Das Betäubungsmittelgesetz ist ein Bundesgesetz. Die Hanflegalisierung wurde 2006 leider abgelehnt. Vom Stadtrat aus setzen wir uns auf nationaler Ebene für eine Regularisierung des Konsums ein. Ein Versuch mit wissenschaftlicher Begleitung liegt in greifbarer Nähe. Die Gerichte tragen aktuell einiges zu einer toleranteren Praxis bei. Auch das ist ganz in meinem Sinn.
Befürwortest du persönlich das neue Hardturmstadion?
Der Stadtrat will dem dritten Anlauf für ein neues Stadion eine Chance geben.
Was wäre anders, wenn die Polizei in bürgerlicher Hand wäre?
Vermutlich alles. Das letzte Mal war das in den 1980er Jahren des letzten Jahrhunderts der Fall. Seit 1990 sind SP, Grüne und nun die AL für die Polizei zuständig. Für mich steht die möglichst friedliche Lösung von Konflikten im Vordergrund: Der Dialog, Runde Tische, Verhandlungen, schlichtende Gespräche, mediationsähnliche Verfahren. Das Zuhören und Eingehen auf Wünsche, Bedürfnisse und Kritik sind mir wichtig. Egal, von welcher Seite sie kommen. Dann die Rekrutierung und Ausbildung neuer Polizist*innen: Mehr Frauen, mehr second@s und mehr Menschen mit Flair für die Stadt werden das Gesicht der Poli- zei verändern.
Konkret?
Bei vielen Alltagsentscheiden gibt es Spielraum. Bei Bewilligungen für Demos, Umzugsrouten, Festen und anderen Anläs- sen. Bei der Grundhaltung gegenüber gesellschaftlichen Fragen wie Zwischen- nutzungen, Protesten im öffentlichen Raum, das Verhältnis zu Minderheiten. Hausbesuche bei Einbürgerungen haben wir drastisch reduziert. Ich habe keine neuen Videokameras im öffentlichen Raum bewilligt und die automatische Nennung von Nationalitäten in Polizeimeldungen abgeschafft.

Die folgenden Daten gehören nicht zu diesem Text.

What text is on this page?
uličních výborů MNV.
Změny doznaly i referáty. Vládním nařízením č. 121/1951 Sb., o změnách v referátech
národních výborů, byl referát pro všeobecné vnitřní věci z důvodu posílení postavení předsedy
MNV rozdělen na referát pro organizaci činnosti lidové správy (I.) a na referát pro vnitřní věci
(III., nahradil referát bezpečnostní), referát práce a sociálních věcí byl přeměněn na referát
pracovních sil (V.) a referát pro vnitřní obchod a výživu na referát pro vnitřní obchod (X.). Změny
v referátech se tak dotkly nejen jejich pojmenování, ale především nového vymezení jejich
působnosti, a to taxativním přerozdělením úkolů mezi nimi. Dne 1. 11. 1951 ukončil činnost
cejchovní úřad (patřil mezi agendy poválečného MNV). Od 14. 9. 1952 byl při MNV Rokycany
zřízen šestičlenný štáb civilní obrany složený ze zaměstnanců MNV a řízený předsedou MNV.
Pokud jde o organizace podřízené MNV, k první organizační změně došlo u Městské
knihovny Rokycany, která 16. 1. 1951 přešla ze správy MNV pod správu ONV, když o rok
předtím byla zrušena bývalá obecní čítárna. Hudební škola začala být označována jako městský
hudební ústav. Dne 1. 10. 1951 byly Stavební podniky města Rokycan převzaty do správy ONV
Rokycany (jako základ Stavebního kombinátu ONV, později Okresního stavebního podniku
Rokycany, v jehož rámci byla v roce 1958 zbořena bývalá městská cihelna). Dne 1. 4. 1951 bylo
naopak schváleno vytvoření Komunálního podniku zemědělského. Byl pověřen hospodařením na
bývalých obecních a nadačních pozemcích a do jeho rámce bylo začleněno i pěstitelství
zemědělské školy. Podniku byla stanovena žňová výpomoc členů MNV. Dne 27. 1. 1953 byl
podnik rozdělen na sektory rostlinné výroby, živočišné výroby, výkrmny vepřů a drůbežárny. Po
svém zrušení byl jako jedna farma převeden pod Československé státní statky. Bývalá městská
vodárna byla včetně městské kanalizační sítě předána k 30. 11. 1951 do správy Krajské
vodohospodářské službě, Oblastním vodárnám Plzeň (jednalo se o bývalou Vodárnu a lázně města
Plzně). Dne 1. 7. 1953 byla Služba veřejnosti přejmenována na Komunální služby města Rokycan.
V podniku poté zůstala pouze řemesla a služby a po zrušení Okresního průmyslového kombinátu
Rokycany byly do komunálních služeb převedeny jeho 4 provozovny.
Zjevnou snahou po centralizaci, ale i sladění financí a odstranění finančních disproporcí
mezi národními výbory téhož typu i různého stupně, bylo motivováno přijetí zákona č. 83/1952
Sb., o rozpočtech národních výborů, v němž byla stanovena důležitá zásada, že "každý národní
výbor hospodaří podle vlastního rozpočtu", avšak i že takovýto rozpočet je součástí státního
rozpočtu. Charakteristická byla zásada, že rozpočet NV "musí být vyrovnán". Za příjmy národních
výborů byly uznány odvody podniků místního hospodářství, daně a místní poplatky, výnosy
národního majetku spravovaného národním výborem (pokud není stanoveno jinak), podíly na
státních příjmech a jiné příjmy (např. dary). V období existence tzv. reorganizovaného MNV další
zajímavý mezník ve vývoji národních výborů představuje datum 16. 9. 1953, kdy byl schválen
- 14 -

Wird es je eine Polizei geben, der kein Racial Profiling vorgeworfen werden kann?
Die Praxis wird sich ändern, da bin ich überzeugt, aber vielleicht geht es langsam. Dass Racial Profiling überhaupt ein Thema ist und dass darüber gesprochen wird, ist schon ein grosser Schritt. Jetzt geht es darum, Erkenntnisse in Taten umzusetzen. Da bin ich dran. Das werde ich genau begleiten und alles dazu tun, dass es gelingt.

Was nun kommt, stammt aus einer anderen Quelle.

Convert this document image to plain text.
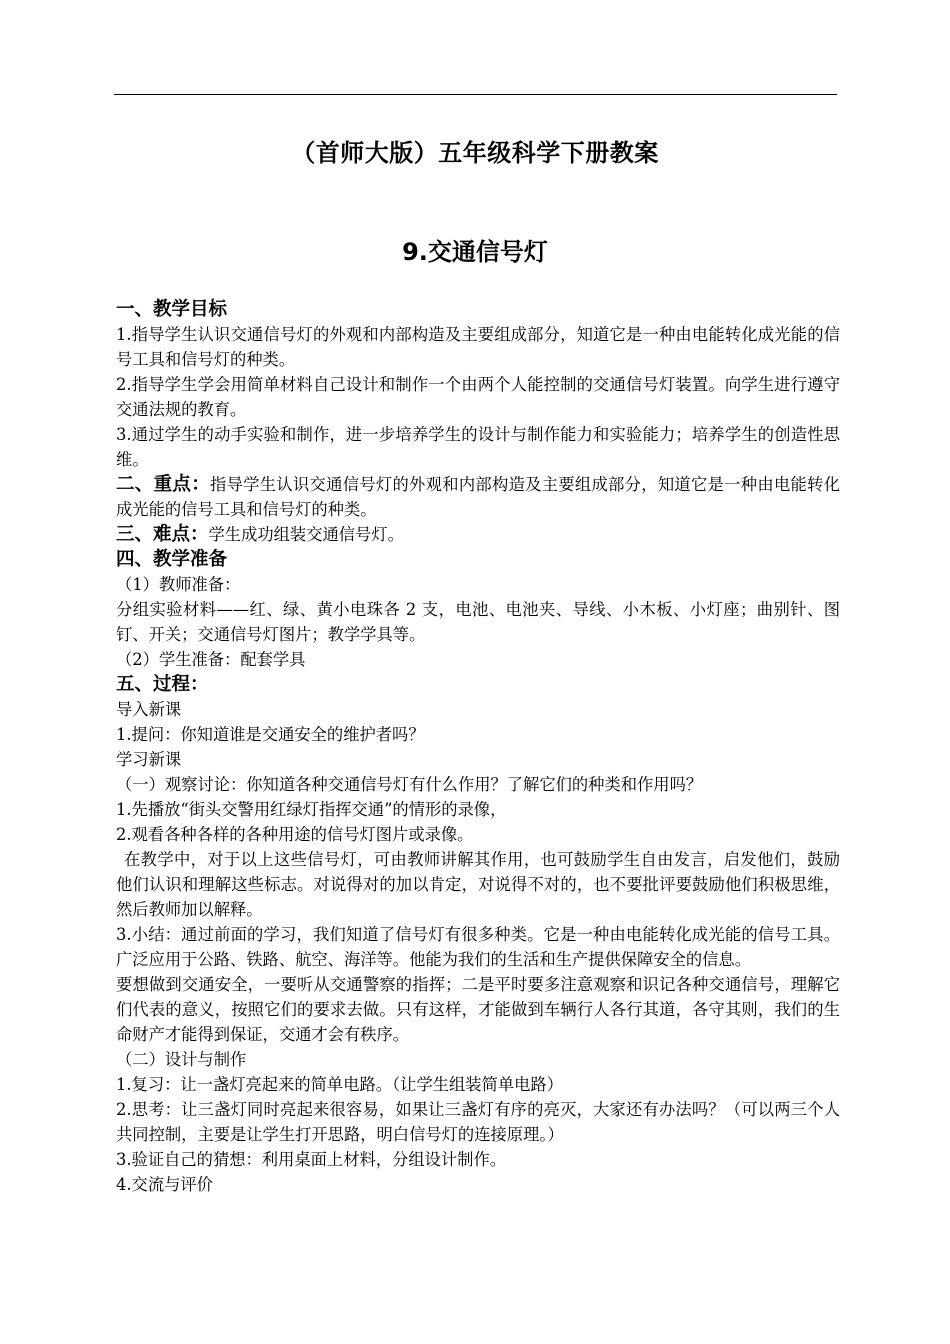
（首师大版）五年级科学下册教案
9.交通信号灯

一、教学目标

1.指导学生认识交通信号灯的外观和内部构造及主要组成部分，知道它是一种由电能转化成光能的信号工具和信号灯的种类。

2.指导学生学会用简单材料自己设计和制作一个由两个人能控制的交通信号灯装置。向学生进行遵守交通法规的教育。

3.通过学生的动手实验和制作，进一步培养学生的设计与制作能力和实验能力；培养学生的创造性思维。

二、重点：指导学生认识交通信号灯的外观和内部构造及主要组成部分，知道它是一种由电能转化成光能的信号工具和信号灯的种类。

三、难点：学生成功组装交通信号灯。

四、教学准备

（1）教师准备：

分组实验材料——红、绿、黄小电珠各 2 支，电池、电池夹、导线、小木板、小灯座；曲别针、图钉、开关；交通信号灯图片；教学学具等。

（2）学生准备：配套学具

五、过程：

导入新课

1.提问：你知道谁是交通安全的维护者吗？

学习新课

（一）观察讨论：你知道各种交通信号灯有什么作用？了解它们的种类和作用吗？

1.先播放“街头交警用红绿灯指挥交通”的情形的录像，

2.观看各种各样的各种用途的信号灯图片或录像。

在教学中，对于以上这些信号灯，可由教师讲解其作用，也可鼓励学生自由发言，启发他们，鼓励他们认识和理解这些标志。对说得对的加以肯定，对说得不对的，也不要批评要鼓励他们积极思维，然后教师加以解释。

3.小结：通过前面的学习，我们知道了信号灯有很多种类。它是一种由电能转化成光能的信号工具。广泛应用于公路、铁路、航空、海洋等。他能为我们的生活和生产提供保障安全的信息。

要想做到交通安全，一要听从交通警察的指挥；二是平时要多注意观察和识记各种交通信号，理解它们代表的意义，按照它们的要求去做。只有这样，才能做到车辆行人各行其道，各守其则，我们的生命财产才能得到保证，交通才会有秩序。

（二）设计与制作

1.复习：让一盏灯亮起来的简单电路。（让学生组装简单电路）

2.思考：让三盏灯同时亮起来很容易，如果让三盏灯有序的亮灭，大家还有办法吗？（可以两三个人共同控制，主要是让学生打开思路，明白信号灯的连接原理。）

3.验证自己的猜想：利用桌面上材料，分组设计制作。

4.交流与评价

Wann wird der Kreis 4 wieder uns Bewohner*innen gehören und nicht mehr von der Polizei konstant in Beschlag genommen?
Die Dichte an Polizei(-autos) ist tatsächlich hoch. Ich verstehe, dass das als störend wahrgenommen wird. Anderseits wird die Polizeipräsenz von vielen – Anwohner*innen und Besucher*innen – auch gewünscht und geschätzt. So ist die Polizei, wenn sie gerufen wird, auch schnell vor Ort. Gerade in diesem Quartier, wo die Dichte an Bars, Clubs und Menschen am Wochenende gross und das Leben entsprechend intensiv ist. Neben allem Schönen und Guten kommt es im Gebiet der Langstrasse eben auch vermehrt zu Reibereien, Konflikten und Ärger.

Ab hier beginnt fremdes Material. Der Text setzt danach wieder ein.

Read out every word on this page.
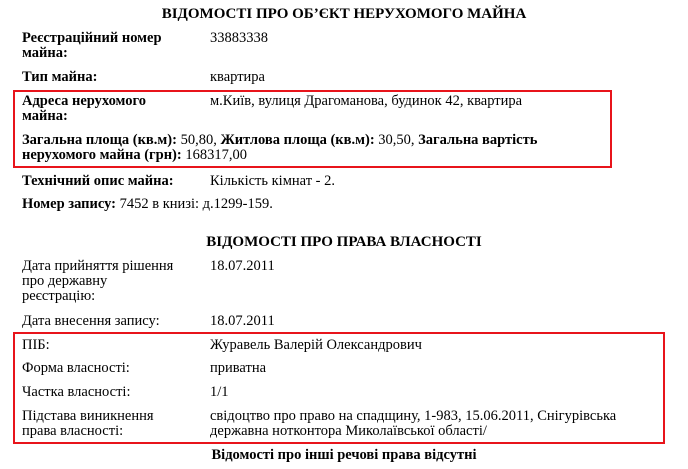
ВІДОМОСТІ ПРО ОБ’ЄКТ НЕРУХОМОГО МАЙНА
Реєстраційний номер
майна:
33883338
Тип майна:	квартира
Адреса нерухомого
майна:
м.Київ, вулиця Драгоманова, будинок 42, квартира
Загальна площа (кв.м): 50,80, Житлова площа (кв.м): 30,50, Загальна вартість
нерухомого майна (грн): 168317,00
Технічний опис майна:	Кількість кімнат - 2.
Номер запису: 7452 в книзі: д.1299-159.
ВІДОМОСТІ ПРО ПРАВА ВЛАСНОСТІ
Дата прийняття рішення
про державну
реєстрацію:
18.07.2011
Дата внесення запису:	18.07.2011
ПІБ:	Журавель Валерій Олександрович
Форма власності:	приватна
Частка власності:	1/1
Підстава виникнення
права власності:
свідоцтво про право на спадщину, 1-983, 15.06.2011, Снігурівська
державна нотконтора Миколаївської області/
Відомості про інші речові права відсутні
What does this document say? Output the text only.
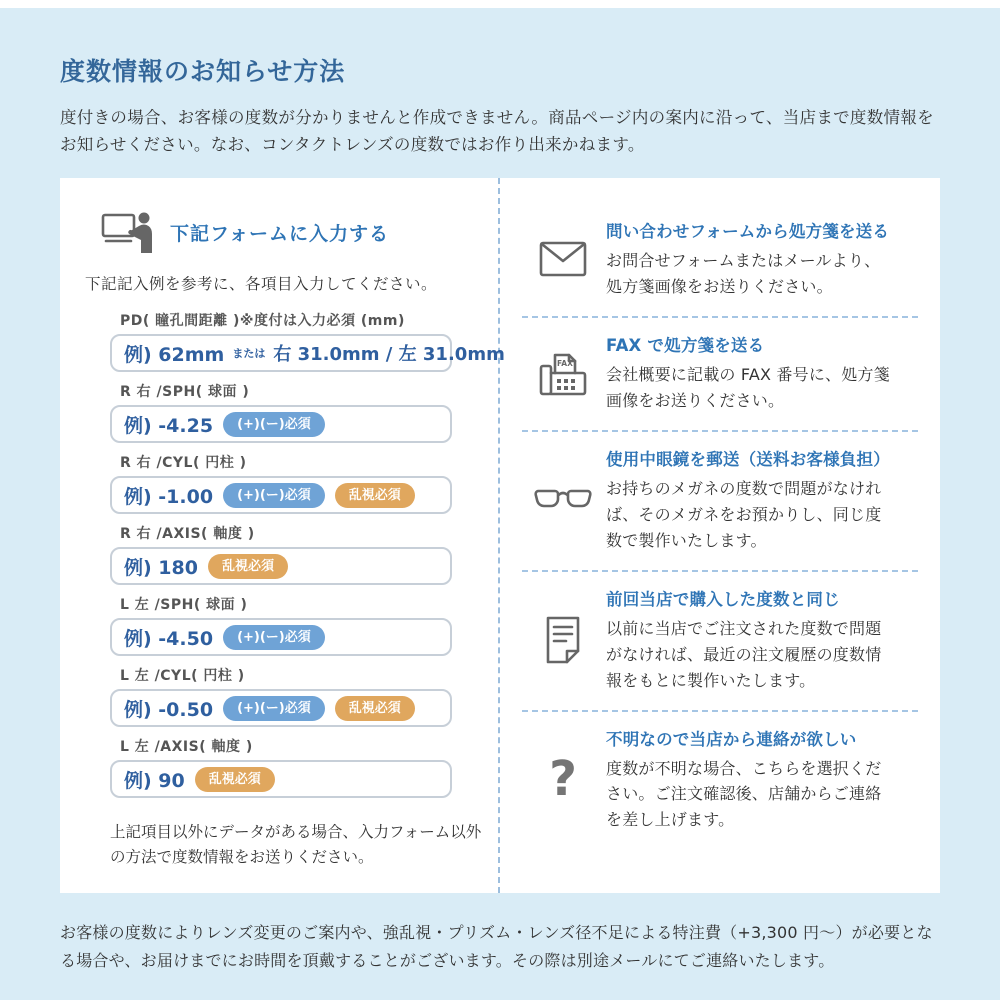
度数情報のお知らせ方法
度付きの場合、お客様の度数が分かりませんと作成できません。商品ページ内の案内に沿って、当店まで度数情報をお知らせください。なお、コンタクトレンズの度数ではお作り出来かねます。
下記フォームに入力する
下記記入例を参考に、各項目入力してください。
PD( 瞳孔間距離 )※度付は入力必須 (mm)
例) 62mm または 右 31.0mm / 左 31.0mm
R 右 /SPH( 球面 )
例) -4.25	(+)(ー)必須
R 右 /CYL( 円柱 )
例) -1.00	(+)(ー)必須	乱視必須
R 右 /AXIS( 軸度 )
例) 180	乱視必須
L 左 /SPH( 球面 )
例) -4.50	(+)(ー)必須
L 左 /CYL( 円柱 )
例) -0.50	(+)(ー)必須	乱視必須
L 左 /AXIS( 軸度 )
例) 90	乱視必須
上記項目以外にデータがある場合、入力フォーム以外の方法で度数情報をお送りください。
問い合わせフォームから処方箋を送る
お問合せフォームまたはメールより、処方箋画像をお送りください。
FAX
FAX で処方箋を送る
会社概要に記載の FAX 番号に、処方箋画像をお送りください。
使用中眼鏡を郵送（送料お客様負担）
お持ちのメガネの度数で問題がなければ、そのメガネをお預かりし、同じ度数で製作いたします。
前回当店で購入した度数と同じ
以前に当店でご注文された度数で問題がなければ、最近の注文履歴の度数情報をもとに製作いたします。
?
不明なので当店から連絡が欲しい
度数が不明な場合、こちらを選択ください。ご注文確認後、店舗からご連絡を差し上げます。
お客様の度数によりレンズ変更のご案内や、強乱視・プリズム・レンズ径不足による特注費（+3,300 円～）が必要となる場合や、お届けまでにお時間を頂戴することがございます。その際は別途メールにてご連絡いたします。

Wann wird sich die Polizei auch hier an die Verkehrsregeln – sprich Einbahnverkehr Langstrasse – halten?
Wenn es dienstlich notwendig ist, muss sich die Polizei nicht an die Verkehrsregeln halten. Dies betrifft nicht nur Notfälle, sondern auch Patrouillenfahrten (Präsenz) – das macht die Stadtpolizei nicht nur in der Langstrasse, sondern auch am Limmatquai oder in der Bahnhofstrasse.